The divergent role of monocyte subsets in cancer progression is perhaps best exemplified by adoptive transfer studies. Intravascular adoptive transfer of sorted Ly6Clo monocytes into Nr4a1‐deficient mice that lack Ly6Clo monocytes reduces tumor metastasis by nearly 4‐fold in an experimental model of melanoma metastasis to the lung.3 Conversely, adoptive transfer of Ly6Chi monocytes nearly doubles tumor metastasis, consistent with their protumoral functions. While transfer of antitumoral monocyte subsets represents a promising cancer therapeutic strategy, significant challenges remain to ensure adequate numbers of patient‐derived monocytes that retain their in vivo functions can be obtained. Unlike chimeric Ag receptor (CAR) T cells that have been successful in the clinic for treatment of leukemia and lymphomas,142 monocytes display limited proliferative capacity ex vivo and can be a challenging target for gene editing. Despite these challenges, a Phase I clinical trial was recently initiated to explore autologous transfer of monocytes collected by apheresis to patients with recurrent chemotherapy‐resistant ovarian cancer.143 Results from this clinical trial will be informative for future directions in clinical monocyte transfer therapies.
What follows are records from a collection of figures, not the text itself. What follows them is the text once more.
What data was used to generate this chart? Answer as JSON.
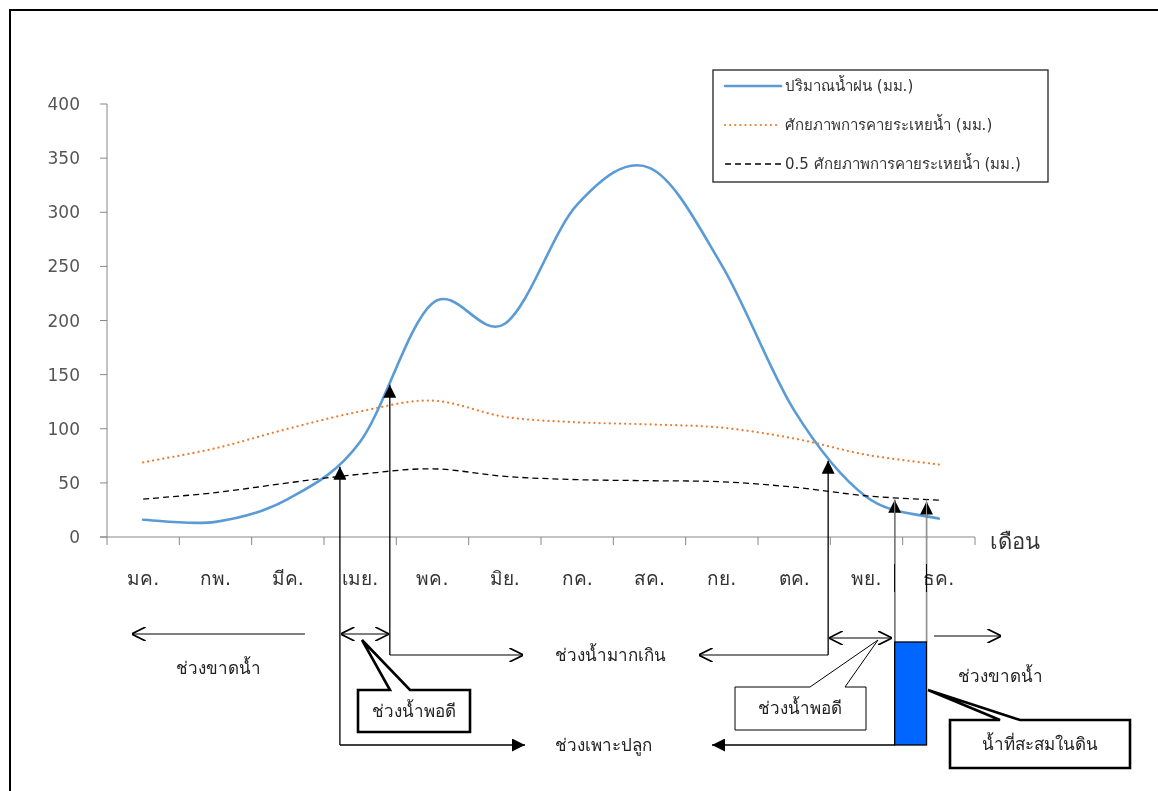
{
  "chart_data": {
    "type": "line",
    "categories": [
      "มค.",
      "กพ.",
      "มีค.",
      "เมย.",
      "พค.",
      "มิย.",
      "กค.",
      "สค.",
      "กย.",
      "ตค.",
      "พย.",
      "ธค."
    ],
    "xlabel": "เดือน",
    "ylim": [
      0,
      400
    ],
    "yticks": [
      0,
      50,
      100,
      150,
      200,
      250,
      300,
      350,
      400
    ],
    "grid": false,
    "legend": "top right",
    "marker": "none",
    "series": [
      {
        "name": "ปริมาณน้ำฝน (มม.)",
        "color": "#5b9bd5",
        "line_style": "solid",
        "values": [
          16,
          14,
          35,
          88,
          216,
          197,
          307,
          341,
          251,
          117,
          37,
          17
        ]
      },
      {
        "name": "ศักยภาพการคายระเหยน้ำ (มม.)",
        "color": "#ed7d31",
        "line_style": "dotted",
        "values": [
          69,
          82,
          100,
          116,
          126,
          111,
          106,
          104,
          101,
          91,
          76,
          67
        ]
      },
      {
        "name": "0.5 ศักยภาพการคายระเหยน้ำ (มม.)",
        "color": "#000000",
        "line_style": "dashed",
        "values": [
          35,
          41,
          50,
          58,
          63,
          56,
          53,
          52,
          51,
          46,
          38,
          34
        ]
      }
    ],
    "annotations": [
      "ช่วงขาดน้ำ",
      "ช่วงน้ำพอดี",
      "ช่วงน้ำมากเกิน",
      "ช่วงเพาะปลูก",
      "ช่วงน้ำพอดี",
      "ช่วงขาดน้ำ",
      "น้ำที่สะสมในดิน"
    ]
  }
}
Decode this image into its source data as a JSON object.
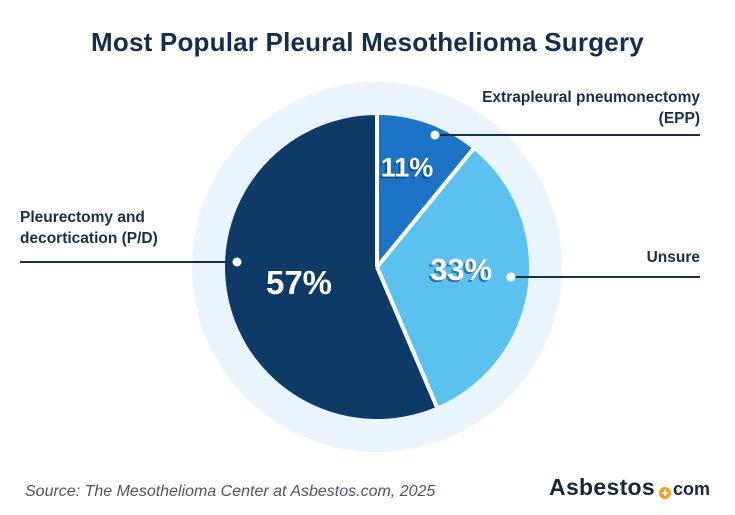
{
  "title": "Most Popular Pleural Mesothelioma Surgery",
  "chart_data": {
    "type": "pie",
    "title": "Most Popular Pleural Mesothelioma Surgery",
    "start_angle_deg": -90,
    "direction": "clockwise",
    "slices": [
      {
        "label": "Extrapleural pneumonectomy (EPP)",
        "value": 11,
        "display": "11%",
        "color": "#1D73C5"
      },
      {
        "label": "Unsure",
        "value": 33,
        "display": "33%",
        "color": "#5BC2EF"
      },
      {
        "label": "Pleurectomy and decortication (P/D)",
        "value": 57,
        "display": "57%",
        "color": "#0D3A66"
      }
    ],
    "halo_color": "#E9F4FC",
    "callout_line_color": "#16304E",
    "slice_gap_color": "#FFFFFF",
    "legend_position": "callouts"
  },
  "source": "Source: The Mesothelioma Center at Asbestos.com, 2025",
  "logo": {
    "name": "Asbestos",
    "tld": "com",
    "accent_color": "#F5A01D",
    "text_color": "#16283C"
  }
}
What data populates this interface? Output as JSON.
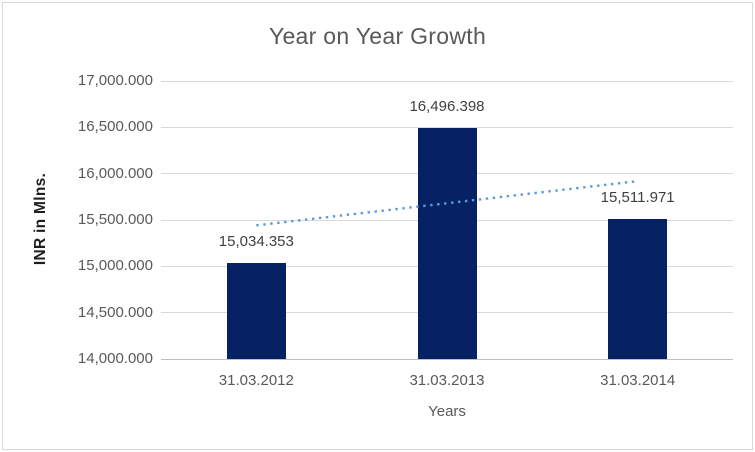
{
  "chart_data": {
    "type": "bar",
    "title": "Year on Year Growth",
    "categories": [
      "31.03.2012",
      "31.03.2013",
      "31.03.2014"
    ],
    "values": [
      15034.353,
      16496.398,
      15511.971
    ],
    "value_labels": [
      "15,034.353",
      "16,496.398",
      "15,511.971"
    ],
    "xlabel": "Years",
    "ylabel": "INR in Mlns.",
    "ylim": [
      14000,
      17000
    ],
    "ytick_step": 500,
    "ytick_labels": [
      "17,000.000",
      "16,500.000",
      "16,000.000",
      "15,500.000",
      "15,000.000",
      "14,500.000",
      "14,000.000"
    ],
    "grid": true,
    "legend": "none",
    "bar_color": "#062264",
    "trendline": {
      "type": "linear",
      "style": "dotted",
      "color": "#5b9bd5",
      "fit_endpoints": [
        15442.098,
        15919.716
      ]
    },
    "colors": {
      "background": "#ffffff",
      "border": "#d8d8d8",
      "gridline": "#d9d9d9",
      "axis_line": "#bfbfbf",
      "title_text": "#595959",
      "tick_text": "#595959",
      "data_label_text": "#3f3f3f",
      "y_axis_title_text": "#1f1f1f"
    }
  }
}
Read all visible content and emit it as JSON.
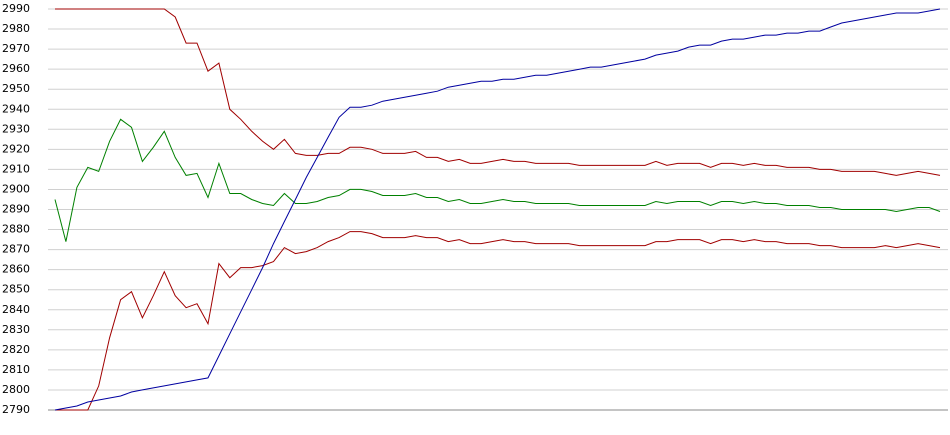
{
  "chart_data": {
    "type": "line",
    "categories": [
      null,
      null,
      null,
      null,
      null,
      null,
      null,
      null,
      null,
      null,
      null,
      null,
      null,
      null,
      null,
      null,
      null,
      null,
      null,
      null,
      null,
      null,
      null,
      null,
      null,
      null,
      null,
      null,
      null,
      null,
      null,
      null,
      null,
      null,
      null,
      null,
      null,
      null,
      null,
      null,
      null,
      null,
      null,
      null,
      null,
      null,
      null,
      null,
      null,
      null,
      null,
      null,
      null,
      null,
      null,
      null,
      null,
      null,
      null,
      null,
      null,
      null,
      null,
      null,
      null,
      null,
      null,
      null,
      null,
      null,
      null,
      null,
      null,
      null,
      null,
      null,
      null,
      null,
      null,
      null,
      null,
      null
    ],
    "ylim": [
      2790,
      2990
    ],
    "yticks": [
      2790,
      2800,
      2810,
      2820,
      2830,
      2840,
      2850,
      2860,
      2870,
      2880,
      2890,
      2900,
      2910,
      2920,
      2930,
      2940,
      2950,
      2960,
      2970,
      2980,
      2990
    ],
    "grid": true,
    "series": [
      {
        "color": "#a00000",
        "values": [
          2990,
          2990,
          2990,
          2990,
          2990,
          2990,
          2990,
          2990,
          2990,
          2990,
          2990,
          2986,
          2973,
          2973,
          2959,
          2963,
          2940,
          2935,
          2929,
          2924,
          2920,
          2925,
          2918,
          2917,
          2917,
          2918,
          2918,
          2921,
          2921,
          2920,
          2918,
          2918,
          2918,
          2919,
          2916,
          2916,
          2914,
          2915,
          2913,
          2913,
          2914,
          2915,
          2914,
          2914,
          2913,
          2913,
          2913,
          2913,
          2912,
          2912,
          2912,
          2912,
          2912,
          2912,
          2912,
          2914,
          2912,
          2913,
          2913,
          2913,
          2911,
          2913,
          2913,
          2912,
          2913,
          2912,
          2912,
          2911,
          2911,
          2911,
          2910,
          2910,
          2909,
          2909,
          2909,
          2909,
          2908,
          2907,
          2908,
          2909,
          2908,
          2907
        ]
      },
      {
        "color": "#008000",
        "values": [
          2895,
          2874,
          2901,
          2911,
          2909,
          2924,
          2935,
          2931,
          2914,
          2921,
          2929,
          2916,
          2907,
          2908,
          2896,
          2913,
          2898,
          2898,
          2895,
          2893,
          2892,
          2898,
          2893,
          2893,
          2894,
          2896,
          2897,
          2900,
          2900,
          2899,
          2897,
          2897,
          2897,
          2898,
          2896,
          2896,
          2894,
          2895,
          2893,
          2893,
          2894,
          2895,
          2894,
          2894,
          2893,
          2893,
          2893,
          2893,
          2892,
          2892,
          2892,
          2892,
          2892,
          2892,
          2892,
          2894,
          2893,
          2894,
          2894,
          2894,
          2892,
          2894,
          2894,
          2893,
          2894,
          2893,
          2893,
          2892,
          2892,
          2892,
          2891,
          2891,
          2890,
          2890,
          2890,
          2890,
          2890,
          2889,
          2890,
          2891,
          2891,
          2889
        ]
      },
      {
        "color": "#a00000",
        "values": [
          2790,
          2790,
          2790,
          2790,
          2802,
          2826,
          2845,
          2849,
          2836,
          2847,
          2859,
          2847,
          2841,
          2843,
          2833,
          2863,
          2856,
          2861,
          2861,
          2862,
          2864,
          2871,
          2868,
          2869,
          2871,
          2874,
          2876,
          2879,
          2879,
          2878,
          2876,
          2876,
          2876,
          2877,
          2876,
          2876,
          2874,
          2875,
          2873,
          2873,
          2874,
          2875,
          2874,
          2874,
          2873,
          2873,
          2873,
          2873,
          2872,
          2872,
          2872,
          2872,
          2872,
          2872,
          2872,
          2874,
          2874,
          2875,
          2875,
          2875,
          2873,
          2875,
          2875,
          2874,
          2875,
          2874,
          2874,
          2873,
          2873,
          2873,
          2872,
          2872,
          2871,
          2871,
          2871,
          2871,
          2872,
          2871,
          2872,
          2873,
          2872,
          2871
        ]
      },
      {
        "color": "#0000a0",
        "values": [
          2790,
          2791,
          2792,
          2794,
          2795,
          2796,
          2797,
          2799,
          2800,
          2801,
          2802,
          2803,
          2804,
          2805,
          2806,
          2817,
          2828,
          2839,
          2850,
          2861,
          2873,
          2884,
          2895,
          2906,
          2916,
          2926,
          2936,
          2941,
          2941,
          2942,
          2944,
          2945,
          2946,
          2947,
          2948,
          2949,
          2951,
          2952,
          2953,
          2954,
          2954,
          2955,
          2955,
          2956,
          2957,
          2957,
          2958,
          2959,
          2960,
          2961,
          2961,
          2962,
          2963,
          2964,
          2965,
          2967,
          2968,
          2969,
          2971,
          2972,
          2972,
          2974,
          2975,
          2975,
          2976,
          2977,
          2977,
          2978,
          2978,
          2979,
          2979,
          2981,
          2983,
          2984,
          2985,
          2986,
          2987,
          2988,
          2988,
          2988,
          2989,
          2990
        ]
      }
    ]
  }
}
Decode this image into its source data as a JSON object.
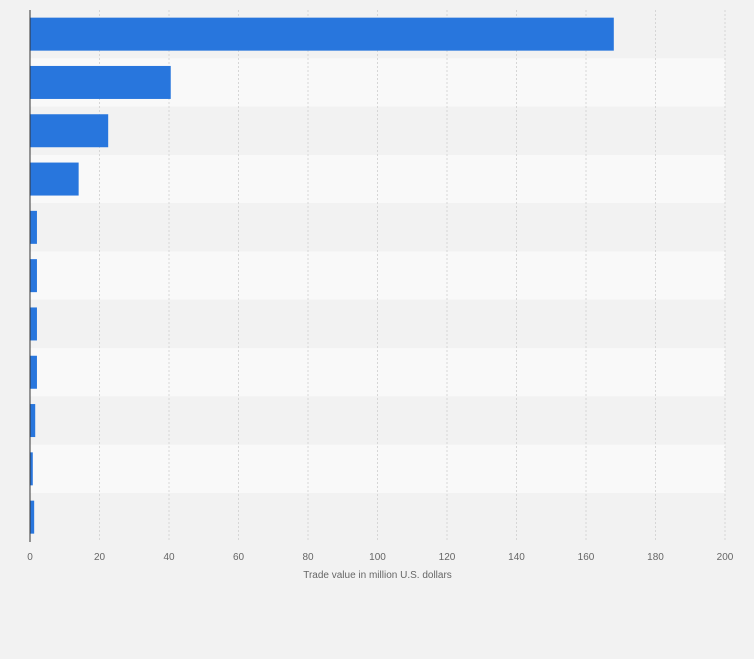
{
  "chart_data": {
    "type": "bar",
    "orientation": "horizontal",
    "title": "",
    "categories": [
      "",
      "",
      "",
      "",
      "",
      "",
      "",
      "",
      "",
      "",
      ""
    ],
    "values": [
      168,
      40.5,
      22.5,
      14,
      2,
      2,
      2,
      2,
      1.5,
      0.8,
      1.2
    ],
    "xlabel": "Trade value in million U.S. dollars",
    "ylabel": "",
    "xlim": [
      0,
      200
    ],
    "xticks": [
      "0",
      "20",
      "40",
      "60",
      "80",
      "100",
      "120",
      "140",
      "160",
      "180",
      "200"
    ],
    "grid": true,
    "legend": "none",
    "colors": {
      "bar": "#2876dd",
      "band_light": "#f9f9f9",
      "band_dark": "#f2f2f2",
      "gridline": "#d6d6d6",
      "axis": "#333333",
      "background": "#f2f2f2"
    }
  }
}
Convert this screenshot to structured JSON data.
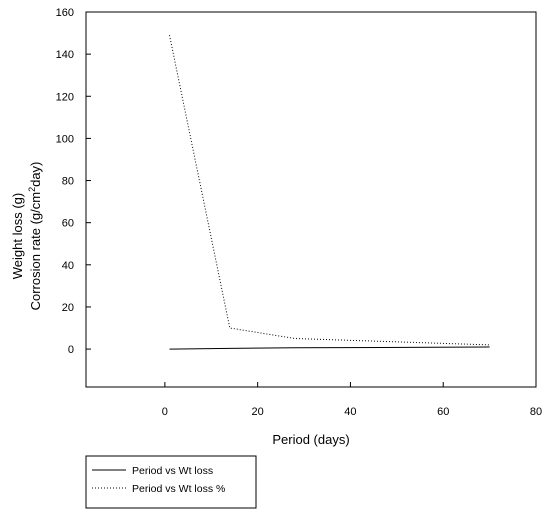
{
  "chart_data": {
    "type": "line",
    "xlabel": "Period (days)",
    "ylabel_lines": [
      "Weight loss (g)",
      "Corrosion rate (g/cm",
      "day)"
    ],
    "ylabel_superscript": "2",
    "xlim": [
      -17,
      80
    ],
    "ylim": [
      -18,
      160
    ],
    "xticks": [
      0,
      20,
      40,
      60,
      80
    ],
    "yticks": [
      0,
      20,
      40,
      60,
      80,
      100,
      120,
      140,
      160
    ],
    "grid": false,
    "legend_position": "bottom-left, below plot",
    "series": [
      {
        "name": "Period vs Wt loss",
        "style": "solid",
        "color": "#000000",
        "x": [
          1,
          14,
          28,
          70
        ],
        "y": [
          0,
          0.3,
          0.6,
          1.0
        ]
      },
      {
        "name": "Period vs Wt loss %",
        "style": "dotted",
        "color": "#000000",
        "x": [
          1,
          14,
          28,
          70
        ],
        "y": [
          149,
          10,
          5,
          2
        ]
      }
    ]
  }
}
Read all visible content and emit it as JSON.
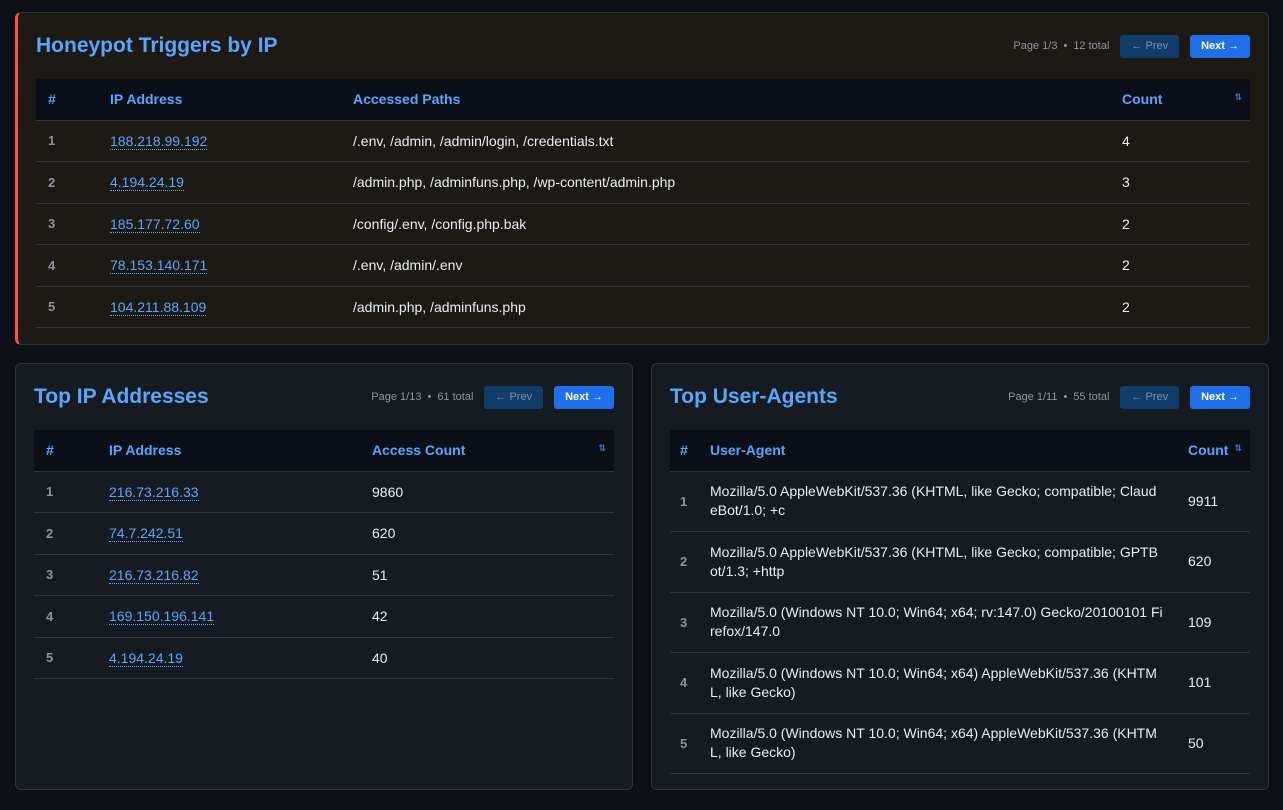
{
  "honeypot": {
    "title": "Honeypot Triggers by IP",
    "page": "Page 1/3",
    "total": "12 total",
    "prev": "← Prev",
    "next": "Next →",
    "columns": [
      "#",
      "IP Address",
      "Accessed Paths",
      "Count"
    ],
    "rows": [
      {
        "rank": "1",
        "ip": "188.218.99.192",
        "paths": "/.env, /admin, /admin/login, /credentials.txt",
        "count": "4"
      },
      {
        "rank": "2",
        "ip": "4.194.24.19",
        "paths": "/admin.php, /adminfuns.php, /wp-content/admin.php",
        "count": "3"
      },
      {
        "rank": "3",
        "ip": "185.177.72.60",
        "paths": "/config/.env, /config.php.bak",
        "count": "2"
      },
      {
        "rank": "4",
        "ip": "78.153.140.171",
        "paths": "/.env, /admin/.env",
        "count": "2"
      },
      {
        "rank": "5",
        "ip": "104.211.88.109",
        "paths": "/admin.php, /adminfuns.php",
        "count": "2"
      }
    ]
  },
  "top_ips": {
    "title": "Top IP Addresses",
    "page": "Page 1/13",
    "total": "61 total",
    "prev": "← Prev",
    "next": "Next →",
    "columns": [
      "#",
      "IP Address",
      "Access Count"
    ],
    "rows": [
      {
        "rank": "1",
        "ip": "216.73.216.33",
        "count": "9860"
      },
      {
        "rank": "2",
        "ip": "74.7.242.51",
        "count": "620"
      },
      {
        "rank": "3",
        "ip": "216.73.216.82",
        "count": "51"
      },
      {
        "rank": "4",
        "ip": "169.150.196.141",
        "count": "42"
      },
      {
        "rank": "5",
        "ip": "4.194.24.19",
        "count": "40"
      }
    ]
  },
  "top_uas": {
    "title": "Top User-Agents",
    "page": "Page 1/11",
    "total": "55 total",
    "prev": "← Prev",
    "next": "Next →",
    "columns": [
      "#",
      "User-Agent",
      "Count"
    ],
    "rows": [
      {
        "rank": "1",
        "ua": "Mozilla/5.0 AppleWebKit/537.36 (KHTML, like Gecko; compatible; ClaudeBot/1.0; +c",
        "count": "9911"
      },
      {
        "rank": "2",
        "ua": "Mozilla/5.0 AppleWebKit/537.36 (KHTML, like Gecko; compatible; GPTBot/1.3; +http",
        "count": "620"
      },
      {
        "rank": "3",
        "ua": "Mozilla/5.0 (Windows NT 10.0; Win64; x64; rv:147.0) Gecko/20100101 Firefox/147.0",
        "count": "109"
      },
      {
        "rank": "4",
        "ua": "Mozilla/5.0 (Windows NT 10.0; Win64; x64) AppleWebKit/537.36 (KHTML, like Gecko)",
        "count": "101"
      },
      {
        "rank": "5",
        "ua": "Mozilla/5.0 (Windows NT 10.0; Win64; x64) AppleWebKit/537.36 (KHTML, like Gecko)",
        "count": "50"
      }
    ]
  },
  "sort_icon": "sort-icon"
}
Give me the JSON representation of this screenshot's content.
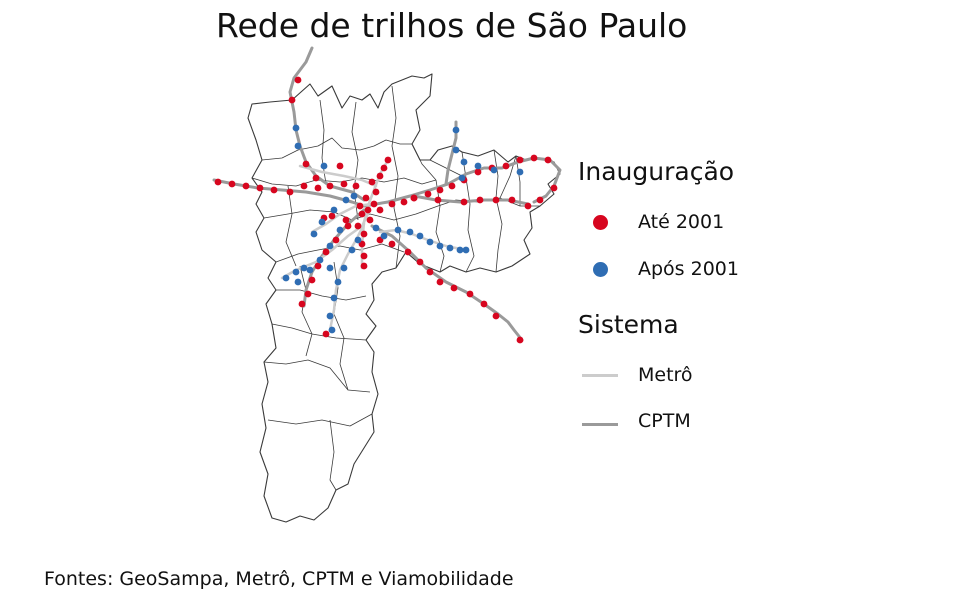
{
  "title": "Rede de trilhos de São Paulo",
  "source": "Fontes: GeoSampa, Metrô, CPTM e Viamobilidade",
  "colors": {
    "ate_2001": "#d7061f",
    "apos_2001": "#2f6db3",
    "metro": "#cccccc",
    "cptm": "#9a9a9a",
    "boundary": "#3a3a3a"
  },
  "legend": {
    "inauguracao": {
      "title": "Inauguração",
      "items": [
        {
          "label": "Até 2001",
          "color": "#d7061f"
        },
        {
          "label": "Após 2001",
          "color": "#2f6db3"
        }
      ]
    },
    "sistema": {
      "title": "Sistema",
      "items": [
        {
          "label": "Metrô",
          "color": "#cccccc"
        },
        {
          "label": "CPTM",
          "color": "#9a9a9a"
        }
      ]
    }
  }
}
Targeting monocytes may be also a promising strategy to mitigate adverse events in patients being treated with existing cancer therapies. For example, in a humanized mouse model of leukemia, monocytes are the primary source of IL‐1 and IL‐6 released during the onset of cytokine release syndrome following CAR T cell therapy.144 Depletion of monocytes with CD44‐directed CAR T cells or clodronate liposomes prevented cytokine release syndrome.144 The efficacy of CAR T cell therapies can also be limited by concomitant induction of immunosuppressive myeloid cells in some cancers such as sarcomas.145 Co‐administration of all‐trans retinoic acid reduces the abundance of immunosuppressive monocytes in blood and enables antitumor immunity by sarcoma‐targeted CAR T cells.145 Radiation is a major source of toxicity for cancer patients treated with radiation therapy and bone marrow‐derived monocytes and Mϕs are critical for regeneration of the nervous system after radiation‐induced damage.146 Administration of G‐CSF to mice with focal‐brain irradiation injuries increases infiltration of monocytes/Mϕs and improves functional neural repair.146 These examples highlight the potential value of monocyte‐directed adjuvant therapies for improving cancer treatment.

FUTURE DIRECTIONS

Although many important functions have been associated with monocytes in the progression of cancer, the cues that regulate their fate and differentiation into protumoral or antitumoral cells remain incompletely understood. For example, classical monocytes primarily differentiate into pathogenic TAMs, yet they can also differentiate into moDCs that are required for effective adaptive immune responses. Patrolling monocytes potently prevent tumor metastasis within the lung, yet they also appear able to support angiogenesis within primary tumors. Whether these functions are entirely governed by microenvironmental cues within tumors or preprogrammed in specific monocyte subsets remains unclear. A better understanding of how to shift the balance toward monocyte fates that aid in antitumoral immunity will be critical for the design of more effective immunotherapies.

DISCLOSURES

The authors declare no conflict of interest.